Pouvez-vous remonter le temps pour nous dire en quelle année vous avez commencé à chanter ?
J’ai commencé à chantonner en 1967. J’avais entre 12 et 13 ans. J’étais une gamine à cet instant-là. Puis, j’ai commencé à me révéler à travers la troupe Laasli Fouta. C’est là où j’ai commencé à faire mes premiers pas dans la chanson. Je ne maîtrisais pas encore très bien la langue pulaar, mais consciente du succès que notre groupe avait commencé à avoir, je me suis dit avec les autres membres du groupe que nous pouvions tracer notre voie dans la musique. A mes débuts, chanter était comme un jeu d’enfant. Mais par la suite, j’ai décidé de prendre les choses au sérieux, d’accorder beaucoup plus d’importance à ce que je faisais, à y mettant du mien.
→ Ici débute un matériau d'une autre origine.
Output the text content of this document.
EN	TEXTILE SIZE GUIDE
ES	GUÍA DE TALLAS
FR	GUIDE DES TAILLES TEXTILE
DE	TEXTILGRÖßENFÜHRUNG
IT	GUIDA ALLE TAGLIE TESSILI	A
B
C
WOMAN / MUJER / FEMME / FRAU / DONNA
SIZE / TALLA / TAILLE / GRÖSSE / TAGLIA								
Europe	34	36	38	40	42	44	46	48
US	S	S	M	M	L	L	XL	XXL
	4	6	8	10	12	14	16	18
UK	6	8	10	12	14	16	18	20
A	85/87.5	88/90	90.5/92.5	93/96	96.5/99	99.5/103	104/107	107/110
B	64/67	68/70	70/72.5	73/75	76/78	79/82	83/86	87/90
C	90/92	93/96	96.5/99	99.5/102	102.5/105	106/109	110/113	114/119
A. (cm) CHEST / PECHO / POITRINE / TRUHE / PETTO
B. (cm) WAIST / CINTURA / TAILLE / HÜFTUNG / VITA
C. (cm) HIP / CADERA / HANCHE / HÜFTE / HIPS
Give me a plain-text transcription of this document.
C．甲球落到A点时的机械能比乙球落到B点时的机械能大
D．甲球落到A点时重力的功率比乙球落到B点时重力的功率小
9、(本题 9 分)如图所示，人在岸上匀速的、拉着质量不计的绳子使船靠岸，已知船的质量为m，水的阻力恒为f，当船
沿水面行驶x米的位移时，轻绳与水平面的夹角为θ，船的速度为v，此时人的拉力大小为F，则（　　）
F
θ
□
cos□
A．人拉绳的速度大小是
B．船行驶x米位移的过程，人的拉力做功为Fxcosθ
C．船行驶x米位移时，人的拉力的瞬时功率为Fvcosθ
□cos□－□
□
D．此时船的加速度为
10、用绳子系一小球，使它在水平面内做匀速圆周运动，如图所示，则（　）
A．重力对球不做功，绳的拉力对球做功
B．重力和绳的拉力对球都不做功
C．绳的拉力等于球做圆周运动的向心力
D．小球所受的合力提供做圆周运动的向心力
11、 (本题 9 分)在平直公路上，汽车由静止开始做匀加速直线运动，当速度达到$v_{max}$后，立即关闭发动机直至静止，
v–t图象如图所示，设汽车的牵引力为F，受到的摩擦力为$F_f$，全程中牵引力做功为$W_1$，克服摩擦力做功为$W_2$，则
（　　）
Je me suis investie dans la musique pour faire rayonner davantage ma langue, en faire un moyen de promotion de la langue pulaar. La musique a contribué à nous donner une bonne tenue. Vraiment, elle nous a permis de prendre conscience de l’importance d’avoir une bonne éducation. Il nous était interdit de porter des habits indécents, nous n’osions pas non plus porter des habits courts. C’est pour dire que notre troupe recevait beaucoup de jeunes filles jouissant d’une très bonne éducation.
Comment s’est faite votre intégration au Théâtre national Daniel Sorano ?
Mon intégration au théâtre Sorano s’est faite par un concours de circonstance. La structure était à la recherche d’une cantatrice pulaar. Il y avait quelqu’un qui avait mes contacts et qui les a transmis aux responsables de Sorano. De fil en aiguille, ils sont parvenus à entrer en contact avec moi. La jonction avec Sorano s’est faite à mon retour de France où j’avais séjourné avec ma troupe Fouta Toro. J’ai intégré Sorano le 20 septembre 1988. C’est à la suite de deux auditions auxquelles j’ai été soumise que j’ai pu convaincre les responsables de Sorano de me recruter. Ce n’est qu’en 1998 que j’ai pris ma retraite à Sorano. J’y ai passé dix ans.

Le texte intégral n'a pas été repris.